The good news is that it’s easier than you think to make healthy habits part of your routine. It’s just a matter of setting the right environment and encouraging your friends and family to do the same.
For example, if you want to start running regularly but your partner wants to continue to eat chicken fried steak and burgers every day, it can be hard to stick to your new running plan. To make your new habit a part of your life, you’ll need to set up a trigger – such as a specific time of day or a certain event, like getting out the door for work – and make sure it’s integrated into your regular schedule.
If you’re trying to adopt a healthier diet, planning trips to the grocery store and cooking meals at home can help you stick with your goals. Setting up a diary (hard copy or online) and setting reminders can also help you keep on track.
Another great way to make your self-care a habit is to find a hobby that you enjoy. Learning a new skill helps expand your mental muscles, gets you out of your comfort zone and can bring you a sense of accomplishment.
It’s also important to remember that your health isn’t just about what you do – it’s about who you do it with. When you create the right environment, incorporating healthy habits and establishing long-term goals can help you achieve your full potential.
5. Have Fun
The most important habits to maintain for a healthy lifestyle are often ones that have to do with eating, sleeping and exercise. But there are also habits that promote health in other domains, like emotional wellness and social interaction. Having fun is one such habit.
Fun and play are often considered childish, but researchers are finding that adults need to find time for these types of activities as well. In fact, recent research suggests that having fun can help us to deal with stress and improve our mental health.
Unfortunately, many people have difficulty prioritizing fun over more serious activities like work or family obligations. But it’s important to make time for hobbies and activities that bring joy in order to have a balanced life. This can be as simple as playing with your dog or going for a walk without any destination in mind. It could also be playing a game of catch with friends or acting out a silly skit at work.

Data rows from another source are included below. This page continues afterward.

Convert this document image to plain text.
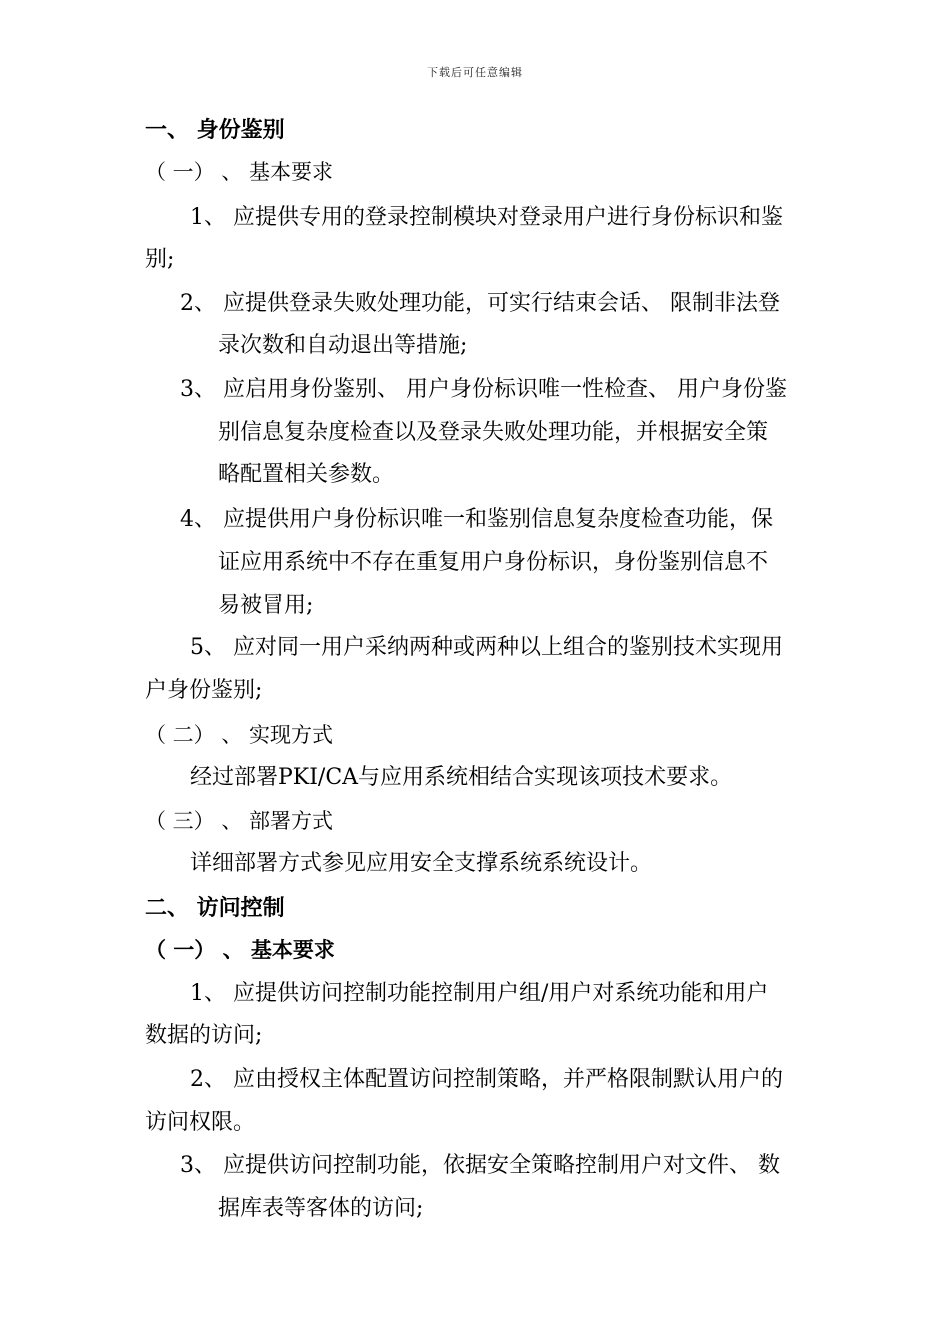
下载后可任意编辑
一、 身份鉴别
（ 一） 、 基本要求
1、 应提供专用的登录控制模块对登录用户进行身份标识和鉴
别;
2、 应提供登录失败处理功能，可实行结束会话、 限制非法登
录次数和自动退出等措施;
3、 应启用身份鉴别、 用户身份标识唯一性检查、 用户身份鉴
别信息复杂度检查以及登录失败处理功能，并根据安全策
略配置相关参数。
4、 应提供用户身份标识唯一和鉴别信息复杂度检查功能，保
证应用系统中不存在重复用户身份标识，身份鉴别信息不
易被冒用;
5、 应对同一用户采纳两种或两种以上组合的鉴别技术实现用
户身份鉴别;
（ 二） 、 实现方式
经过部署PKI/CA与应用系统相结合实现该项技术要求。
（ 三） 、 部署方式
详细部署方式参见应用安全支撑系统系统设计。
二、 访问控制
（ 一） 、 基本要求
1、 应提供访问控制功能控制用户组/用户对系统功能和用户
数据的访问;
2、 应由授权主体配置访问控制策略，并严格限制默认用户的
访问权限。
3、 应提供访问控制功能，依据安全策略控制用户对文件、 数
据库表等客体的访问;
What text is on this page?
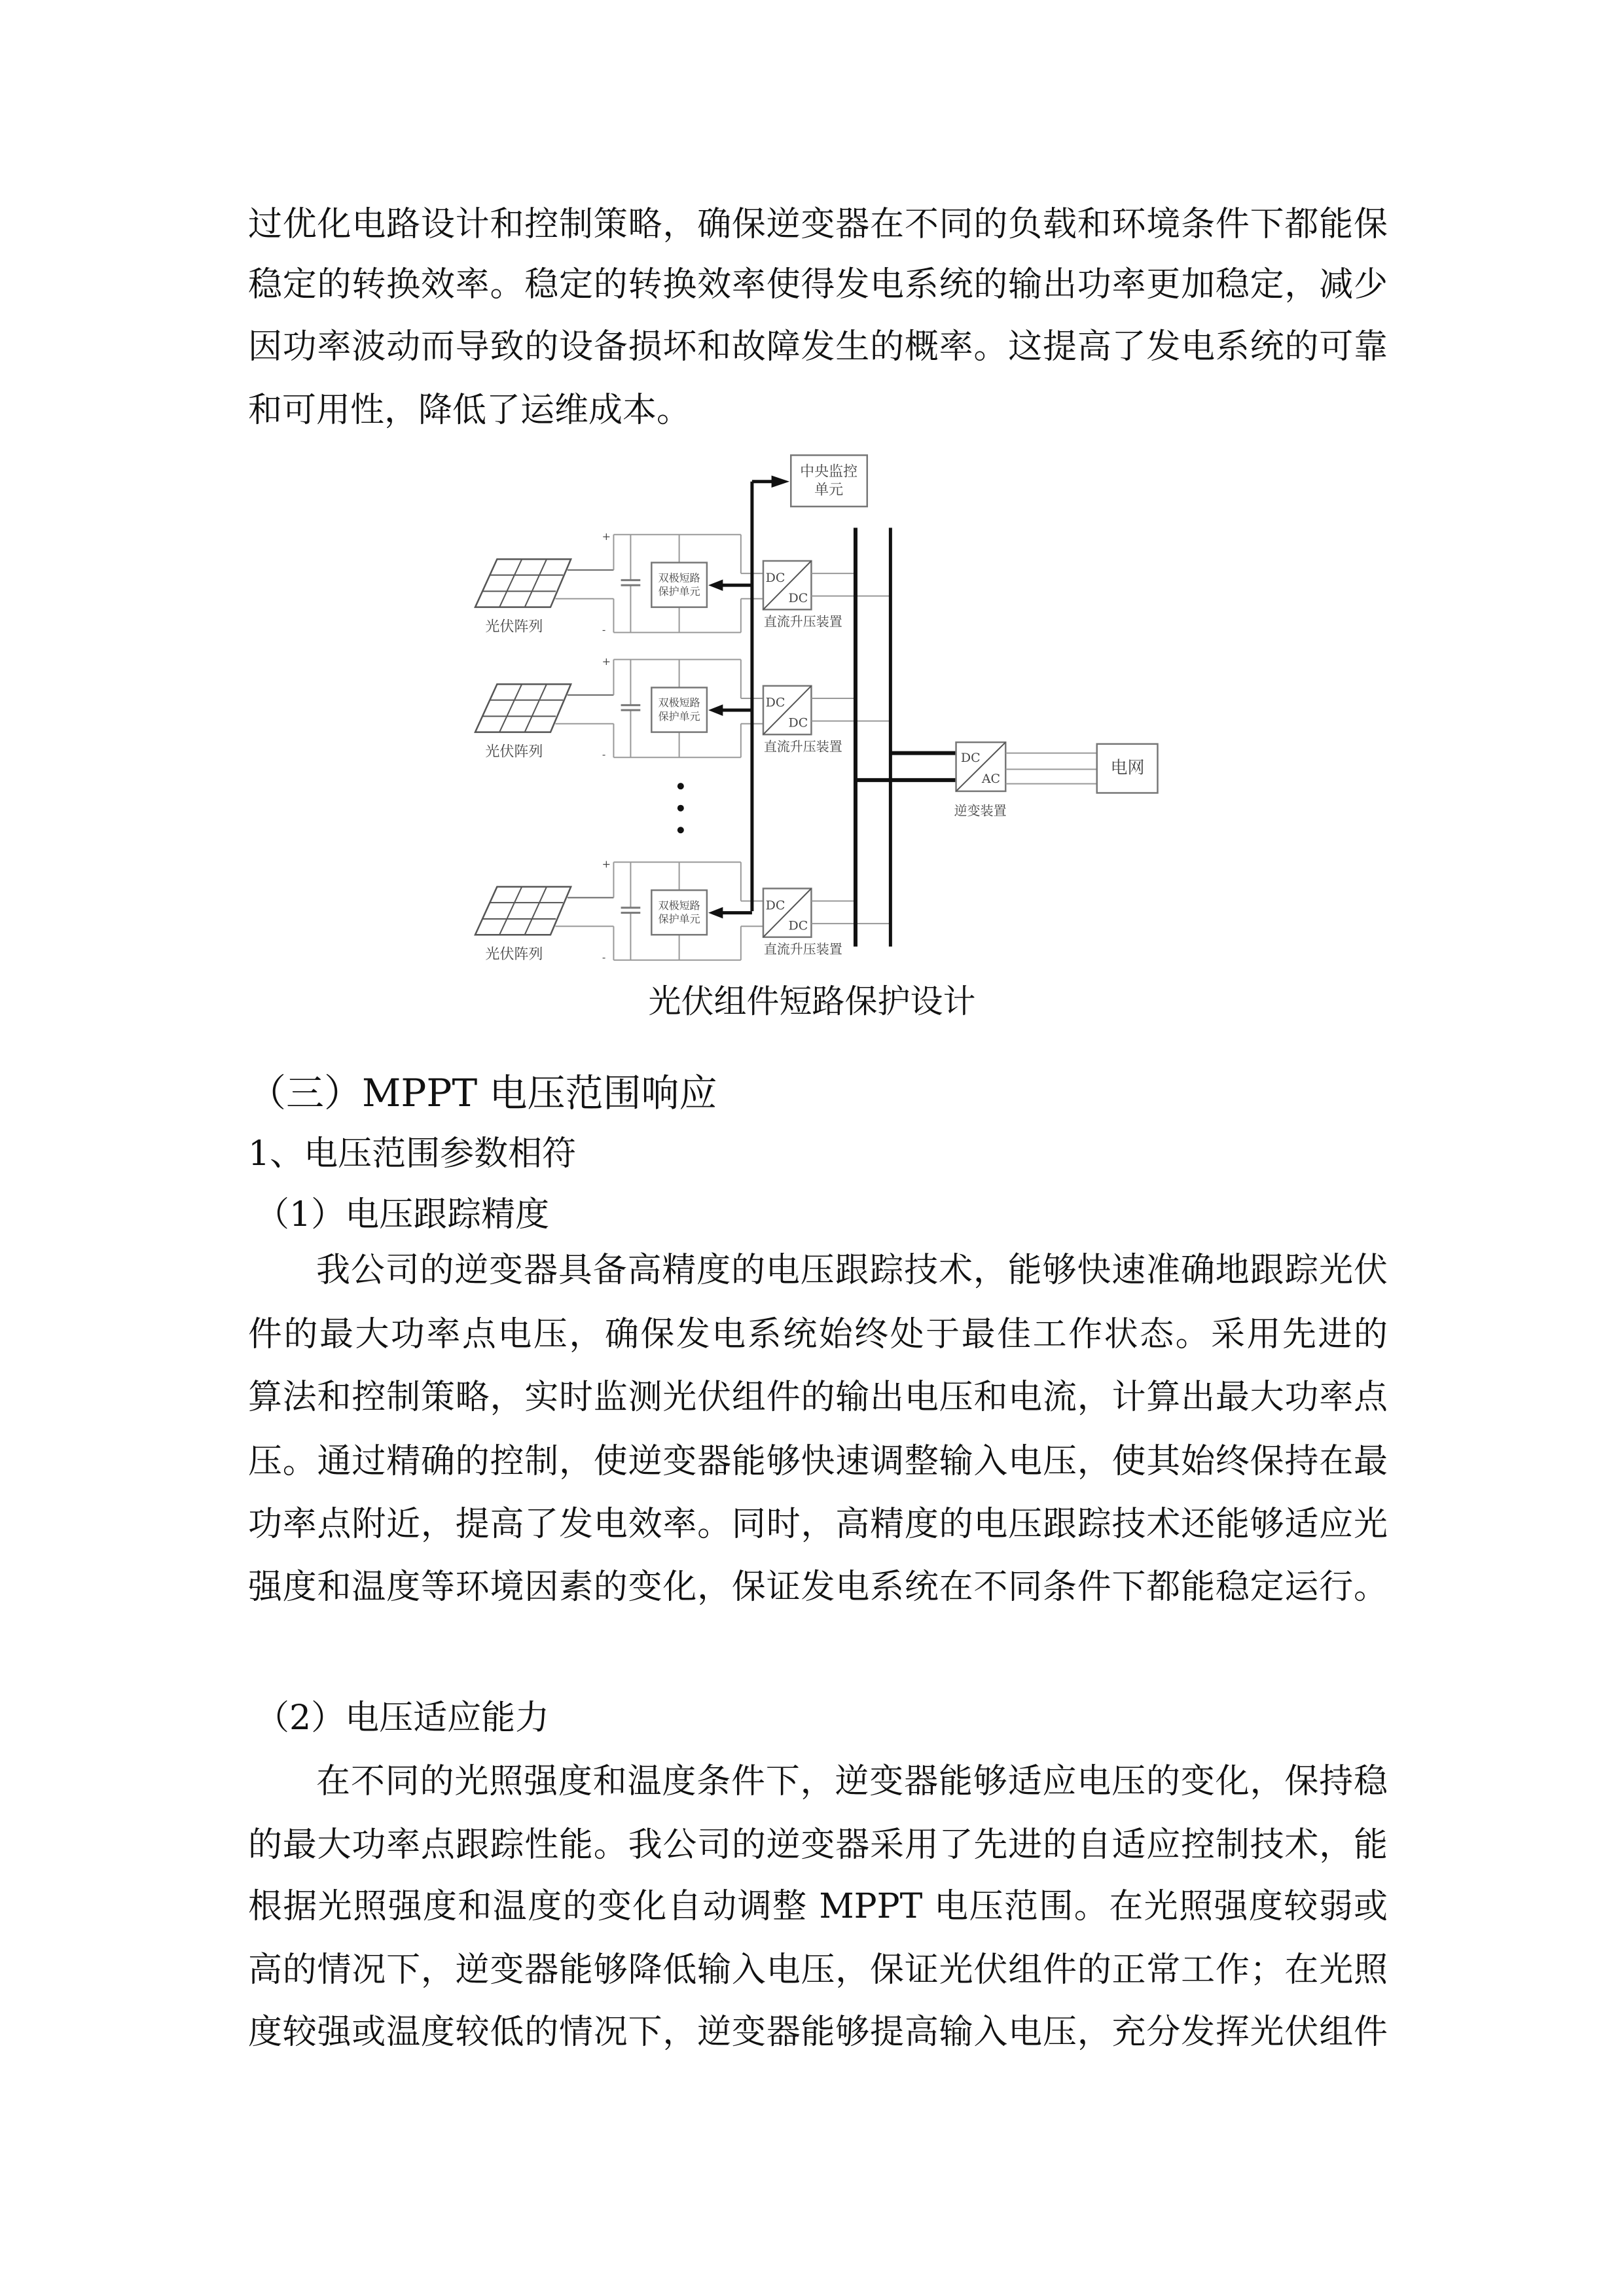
过优化电路设计和控制策略，确保逆变器在不同的负载和环境条件下都能保
稳定的转换效率。稳定的转换效率使得发电系统的输出功率更加稳定，减少
因功率波动而导致的设备损坏和故障发生的概率。这提高了发电系统的可靠
和可用性，降低了运维成本。
光伏阵列
+
-
双极短路
保护单元
DC
DC
直流升压装置
光伏阵列
+
-
双极短路
保护单元
DC
DC
直流升压装置
光伏阵列
+
-
双极短路
保护单元
DC
DC
直流升压装置
中央监控
单元
DC
AC
逆变装置
电网
光伏组件短路保护设计
（三）MPPT 电压范围响应
1、电压范围参数相符
（1）电压跟踪精度
我公司的逆变器具备高精度的电压跟踪技术，能够快速准确地跟踪光伏
件的最大功率点电压，确保发电系统始终处于最佳工作状态。采用先进的
算法和控制策略，实时监测光伏组件的输出电压和电流，计算出最大功率点
压。通过精确的控制，使逆变器能够快速调整输入电压，使其始终保持在最
功率点附近，提高了发电效率。同时，高精度的电压跟踪技术还能够适应光
强度和温度等环境因素的变化，保证发电系统在不同条件下都能稳定运行。
（2）电压适应能力
在不同的光照强度和温度条件下，逆变器能够适应电压的变化，保持稳
的最大功率点跟踪性能。我公司的逆变器采用了先进的自适应控制技术，能
根据光照强度和温度的变化自动调整 MPPT 电压范围。在光照强度较弱或
高的情况下，逆变器能够降低输入电压，保证光伏组件的正常工作；在光照
度较强或温度较低的情况下，逆变器能够提高输入电压，充分发挥光伏组件
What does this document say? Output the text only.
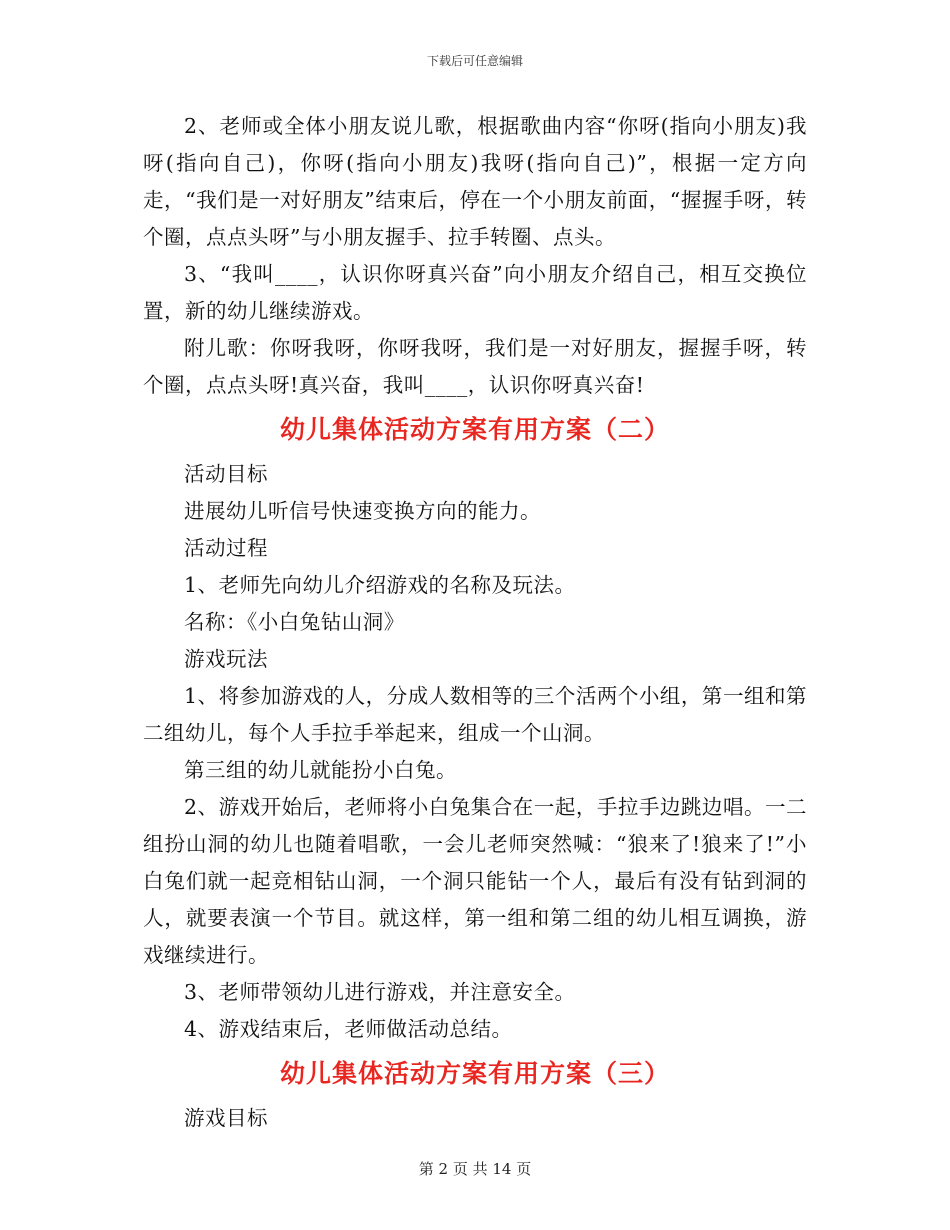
下载后可任意编辑

2、老师或全体小朋友说儿歌，根据歌曲内容“你呀(指向小朋友)我呀(指向自己)，你呀(指向小朋友)我呀(指向自己)”，根据一定方向走，“我们是一对好朋友”结束后，停在一个小朋友前面，“握握手呀，转个圈，点点头呀”与小朋友握手、拉手转圈、点头。

3、“我叫____，认识你呀真兴奋”向小朋友介绍自己，相互交换位置，新的幼儿继续游戏。

附儿歌：你呀我呀，你呀我呀，我们是一对好朋友，握握手呀，转个圈，点点头呀!真兴奋，我叫____，认识你呀真兴奋!

幼儿集体活动方案有用方案（二）

活动目标

进展幼儿听信号快速变换方向的能力。

活动过程

1、老师先向幼儿介绍游戏的名称及玩法。

名称：《小白兔钻山洞》

游戏玩法

1、将参加游戏的人，分成人数相等的三个活两个小组，第一组和第二组幼儿，每个人手拉手举起来，组成一个山洞。

第三组的幼儿就能扮小白兔。

2、游戏开始后，老师将小白兔集合在一起，手拉手边跳边唱。一二组扮山洞的幼儿也随着唱歌，一会儿老师突然喊：“狼来了!狼来了!”小白兔们就一起竞相钻山洞，一个洞只能钻一个人，最后有没有钻到洞的人，就要表演一个节目。就这样，第一组和第二组的幼儿相互调换，游戏继续进行。

3、老师带领幼儿进行游戏，并注意安全。

4、游戏结束后，老师做活动总结。

幼儿集体活动方案有用方案（三）

游戏目标

第 2 页 共 14 页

Having fun may be different for everyone, and it’s hard to measure using standardized scientific methods. But NPR readers shared a wide variety of pursuits they enjoy, from hula hooping to home brewing beer to raising reptiles. These side interests give them a chance to escape from the demands of everyday life and have some good old-fashioned fun.
While creating new healthy habits can take time, it’s essential to stick with them for the long haul. Studies show that it takes about 21 days to build a new habit, and longer for it to become a part of your daily routine. So don’t give up if you can’t create all the habits at once – just focus on the ones that are most important to you. For example, if you’re trying to increase your level of physical activity, start with just 15 minutes of walking each day, and gradually add more over time.